You should be able to check for agreement across unit for standards, goals, transfer goals, understandings and knowledge.
Tech should deliver processes and platforms to prevent teachers re-inventing the wheel each time, and instead leverage each other’s work to promote even more great ideas. Ideally, whichever system you’re using (spreadsheets, shared drives, design tools), the ideal goal is for the unit design to be shared in a consistent and transparent manner so that everyone who is designing and reviewing and approving is clear on knowing who’s doing what.
Good technology should provide the ability to share curriculum across departments, schools and even outside the district to share good ideas and best practices.
When teachers can see each other’s work, and make suggestions and track changes to that everyone is on the most current version, it creates more interesting and effective units and lessons.
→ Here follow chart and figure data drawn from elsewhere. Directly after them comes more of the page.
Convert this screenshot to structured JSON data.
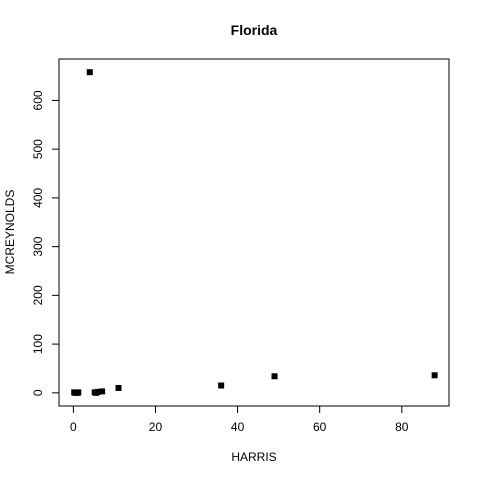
{
  "chart_data": {
    "type": "scatter",
    "title": "Florida",
    "xlabel": "HARRIS",
    "ylabel": "MCREYNOLDS",
    "xlim": [
      -3.5,
      91.5
    ],
    "ylim": [
      -27,
      685
    ],
    "xticks": [
      0,
      20,
      40,
      60,
      80
    ],
    "yticks": [
      0,
      100,
      200,
      300,
      400,
      500,
      600
    ],
    "grid": false,
    "legend": "none",
    "points": [
      {
        "x": 0.2,
        "y": 1
      },
      {
        "x": 0.5,
        "y": 0
      },
      {
        "x": 1.0,
        "y": 0
      },
      {
        "x": 1.2,
        "y": 1
      },
      {
        "x": 4.0,
        "y": 658
      },
      {
        "x": 5.2,
        "y": 1
      },
      {
        "x": 5.5,
        "y": 0
      },
      {
        "x": 6.0,
        "y": 2
      },
      {
        "x": 7.0,
        "y": 3
      },
      {
        "x": 11.0,
        "y": 10
      },
      {
        "x": 36.0,
        "y": 15
      },
      {
        "x": 49.0,
        "y": 34
      },
      {
        "x": 88.0,
        "y": 36
      }
    ]
  }
}
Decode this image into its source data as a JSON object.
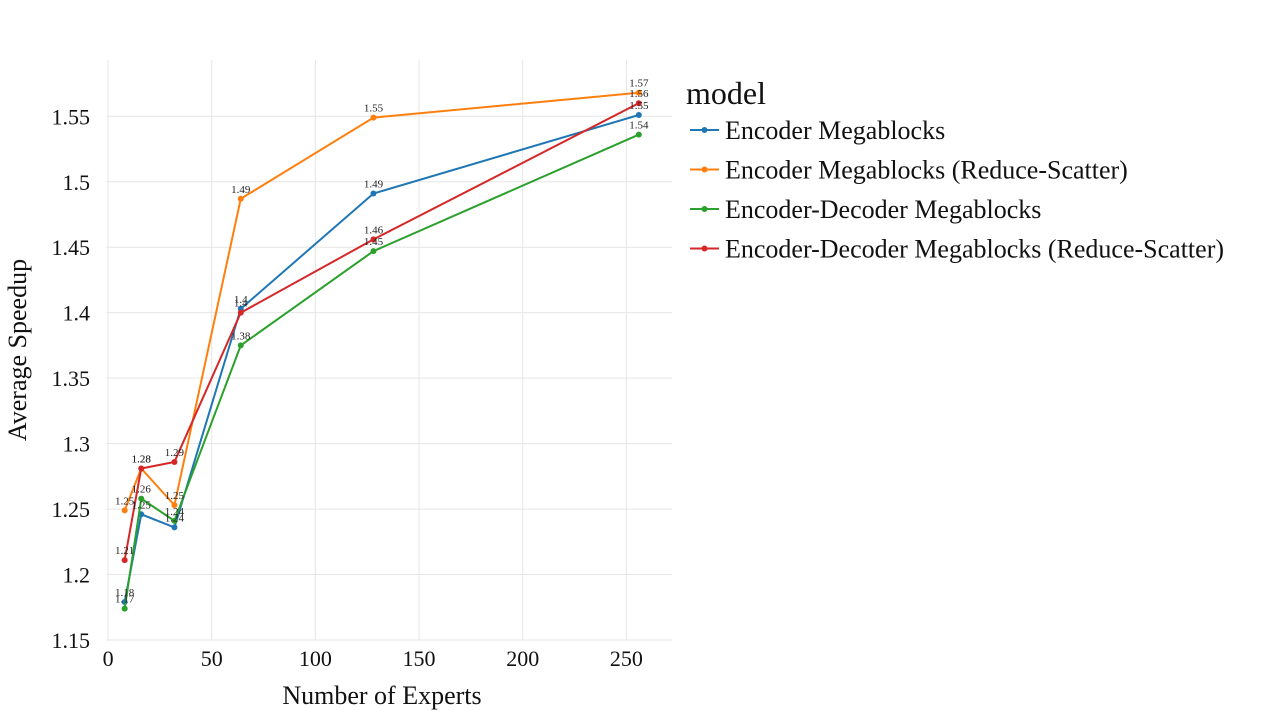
{
  "chart_data": {
    "type": "line",
    "xlabel": "Number of Experts",
    "ylabel": "Average Speedup",
    "xlim": [
      -1,
      272
    ],
    "ylim": [
      1.15,
      1.593
    ],
    "x_ticks": [
      0,
      50,
      100,
      150,
      200,
      250
    ],
    "x_tick_labels": [
      "0",
      "50",
      "100",
      "150",
      "200",
      "250"
    ],
    "y_ticks": [
      1.15,
      1.2,
      1.25,
      1.3,
      1.35,
      1.4,
      1.45,
      1.5,
      1.55
    ],
    "y_tick_labels": [
      "1.15",
      "1.2",
      "1.25",
      "1.3",
      "1.35",
      "1.4",
      "1.45",
      "1.5",
      "1.55"
    ],
    "grid": true,
    "legend": {
      "title": "model",
      "placement": "right"
    },
    "x": [
      8,
      16,
      32,
      64,
      128,
      256
    ],
    "series": [
      {
        "name": "Encoder Megablocks",
        "color": "#1f77b4",
        "values": [
          1.179,
          1.246,
          1.236,
          1.403,
          1.491,
          1.551
        ],
        "labels": [
          "1.18",
          "1.25",
          "1.24",
          "1.4",
          "1.49",
          "1.55"
        ]
      },
      {
        "name": "Encoder Megablocks (Reduce-Scatter)",
        "color": "#ff7f0e",
        "values": [
          1.249,
          1.281,
          1.253,
          1.487,
          1.549,
          1.568
        ],
        "labels": [
          "1.25",
          "1.28",
          "1.25",
          "1.49",
          "1.55",
          "1.57"
        ]
      },
      {
        "name": "Encoder-Decoder Megablocks",
        "color": "#2ca02c",
        "values": [
          1.174,
          1.258,
          1.241,
          1.375,
          1.447,
          1.536
        ],
        "labels": [
          "1.17",
          "1.26",
          "1.24",
          "1.38",
          "1.45",
          "1.54"
        ]
      },
      {
        "name": "Encoder-Decoder Megablocks (Reduce-Scatter)",
        "color": "#d62728",
        "values": [
          1.211,
          1.281,
          1.286,
          1.4,
          1.456,
          1.56
        ],
        "labels": [
          "1.21",
          "1.28",
          "1.29",
          "1.4",
          "1.46",
          "1.56"
        ]
      }
    ]
  }
}
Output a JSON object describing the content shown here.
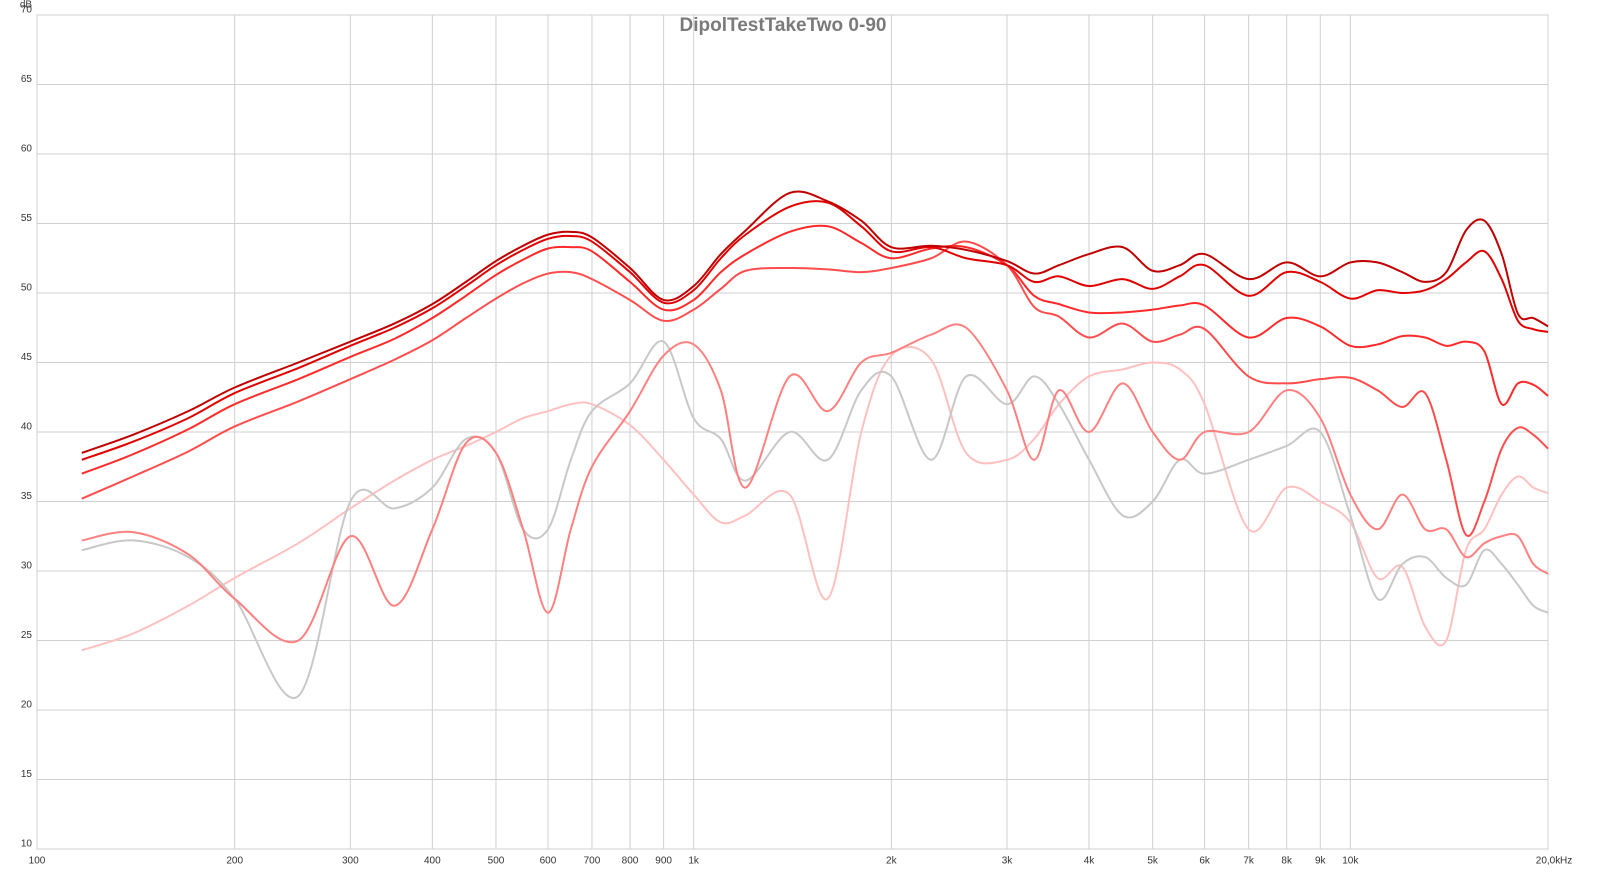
{
  "chart_data": {
    "type": "line",
    "title": "DipolTestTakeTwo 0-90",
    "y_label": "dB",
    "x_label": "Hz",
    "x_log": true,
    "grid": true,
    "xlim": [
      100,
      20000
    ],
    "ylim": [
      10,
      70
    ],
    "xticks": [
      100,
      200,
      300,
      400,
      500,
      600,
      700,
      800,
      900,
      {
        "value": 1000,
        "label": "1k"
      },
      {
        "value": 2000,
        "label": "2k"
      },
      {
        "value": 3000,
        "label": "3k"
      },
      {
        "value": 4000,
        "label": "4k"
      },
      {
        "value": 5000,
        "label": "5k"
      },
      {
        "value": 6000,
        "label": "6k"
      },
      {
        "value": 7000,
        "label": "7k"
      },
      {
        "value": 8000,
        "label": "8k"
      },
      {
        "value": 9000,
        "label": "9k"
      },
      {
        "value": 10000,
        "label": "10k"
      },
      {
        "value": 20000,
        "label": "20,0k"
      }
    ],
    "yticks": [
      10,
      15,
      20,
      25,
      30,
      35,
      40,
      45,
      50,
      55,
      60,
      65,
      70
    ],
    "x": [
      117,
      140,
      170,
      200,
      250,
      300,
      350,
      400,
      450,
      500,
      550,
      600,
      650,
      700,
      800,
      900,
      1000,
      1100,
      1200,
      1400,
      1600,
      1800,
      2000,
      2300,
      2600,
      3000,
      3300,
      3600,
      4000,
      4500,
      5000,
      5500,
      6000,
      7000,
      8000,
      9000,
      10000,
      11000,
      12000,
      13000,
      14000,
      15000,
      16000,
      17000,
      18000,
      19000,
      20000
    ],
    "series": [
      {
        "color": "#ffc0c0",
        "values": [
          24.3,
          25.5,
          27.5,
          29.5,
          32,
          34.5,
          36.5,
          38,
          39,
          40,
          41,
          41.5,
          42,
          42,
          40.5,
          38,
          35.5,
          33.5,
          34,
          35.5,
          28,
          40,
          45.5,
          45.2,
          38.5,
          38,
          39.5,
          42,
          44,
          44.5,
          45,
          44.5,
          42,
          33,
          36,
          35,
          33.5,
          29.5,
          30.3,
          26,
          25,
          31.5,
          33,
          35.5,
          36.8,
          36,
          35.6
        ]
      },
      {
        "color": "#c8c8c8",
        "values": [
          31.5,
          32.2,
          31,
          28,
          21,
          35,
          34.5,
          36,
          39.5,
          38.5,
          33,
          33,
          38,
          41.5,
          43.5,
          46.5,
          41,
          39.5,
          36.5,
          40,
          38,
          43,
          44,
          38,
          44,
          42,
          44,
          42,
          38,
          34,
          35,
          38,
          37,
          38,
          39,
          40,
          34,
          28,
          30.5,
          31,
          29.5,
          29,
          31.5,
          30.5,
          29,
          27.5,
          27
        ]
      },
      {
        "color": "#ff8080",
        "values": [
          32.2,
          32.8,
          31.2,
          28,
          25,
          32.5,
          27.5,
          33,
          39.2,
          38.5,
          33,
          27,
          33,
          37.5,
          41.5,
          45.5,
          46.3,
          43,
          36,
          44,
          41.5,
          45,
          45.7,
          47,
          47.5,
          43,
          38,
          43,
          40,
          43.5,
          40,
          38,
          40,
          40,
          43,
          41,
          35.5,
          33,
          35.5,
          33,
          33,
          31,
          32,
          32.5,
          32.5,
          30.5,
          29.8
        ]
      },
      {
        "color": "#ff4d4d",
        "values": [
          35.2,
          36.8,
          38.6,
          40.4,
          42.2,
          43.8,
          45.2,
          46.6,
          48.2,
          49.6,
          50.7,
          51.4,
          51.5,
          51,
          49.5,
          48,
          48.8,
          50.3,
          51.6,
          51.8,
          51.7,
          51.5,
          51.8,
          52.5,
          53.7,
          52,
          49,
          48.3,
          46.8,
          47.8,
          46.5,
          47,
          47.4,
          44,
          43.5,
          43.8,
          43.9,
          43,
          41.8,
          42.8,
          38,
          32.6,
          35,
          38.8,
          40.3,
          39.8,
          38.8
        ]
      },
      {
        "color": "#ff2a2a",
        "values": [
          37,
          38.4,
          40.2,
          42,
          43.8,
          45.4,
          46.7,
          48.2,
          49.8,
          51.3,
          52.4,
          53.2,
          53.3,
          53,
          50.8,
          48.8,
          49.5,
          51.5,
          52.8,
          54.4,
          54.8,
          53.6,
          52.5,
          53.2,
          53.3,
          52,
          49.8,
          49.2,
          48.6,
          48.6,
          48.8,
          49.1,
          49.1,
          46.8,
          48.2,
          47.6,
          46.2,
          46.3,
          46.9,
          46.8,
          46.2,
          46.5,
          45.8,
          42,
          43.5,
          43.4,
          42.6
        ]
      },
      {
        "color": "#e00000",
        "values": [
          38,
          39.3,
          41,
          42.8,
          44.6,
          46.2,
          47.5,
          48.9,
          50.5,
          52,
          53.1,
          53.9,
          54.1,
          53.7,
          51.5,
          49.3,
          50.2,
          52.5,
          54.2,
          56.2,
          56.5,
          54.8,
          53,
          53.3,
          52.5,
          52,
          50.8,
          51.2,
          50.5,
          51,
          50.3,
          51.2,
          52,
          49.8,
          51.5,
          50.8,
          49.6,
          50.2,
          50,
          50.2,
          51,
          52.2,
          53,
          51,
          48,
          47.4,
          47.2
        ]
      },
      {
        "color": "#c00000",
        "values": [
          38.5,
          39.8,
          41.5,
          43.2,
          45,
          46.5,
          47.8,
          49.2,
          50.8,
          52.3,
          53.4,
          54.2,
          54.4,
          54,
          51.8,
          49.5,
          50.5,
          52.8,
          54.5,
          57.2,
          56.6,
          55.2,
          53.3,
          53.4,
          53.1,
          52.3,
          51.4,
          52,
          52.8,
          53.3,
          51.6,
          52,
          52.8,
          51,
          52.2,
          51.2,
          52.2,
          52.2,
          51.5,
          50.8,
          51.5,
          54.5,
          55.2,
          52.8,
          48.5,
          48.2,
          47.6
        ]
      }
    ]
  }
}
Collaboration will help identify gaps and redundancies. And teachers should easily be able to work together to be more efficient with their time and effort to minimize confusion.
The reality for schools and districts about curriculum design is that most teachers haven’t had the experience of designing rigorous core curriculum from scratch. Few teaching schools offer it, so while everyone has great ideas and contributions, it’s difficult to accommodate everyone’s wide range of experience. Does your curriculum design process help or hinder the creation of great units and lessons? Hopefully it provides tutorials or online Professional Development sources that provide insight that can be applied to the task at hand.
A structured workflow platform, such as the Eduplanet21 Curriculum Design Platform, is based on Understanding by Design®, a tested approach using Backwards Design that gets students to think critically as they work through the standards. The benefit of a structured workflow is that much of the organizational parts are already built in, and provides guided unit design.
Teachers of all skill levels should be able to contribute ideas and content instead of wasting time with version control, or seeing the latest updates, or covering standards that someone may already be working on.
This may be especially true with small-to-medium sized districts, where there may not be as much in-building support for curriculum design. Working hard is great, but thoughtful technology choices should ensure you and your team don’t work harder then you need to give your students great experiences.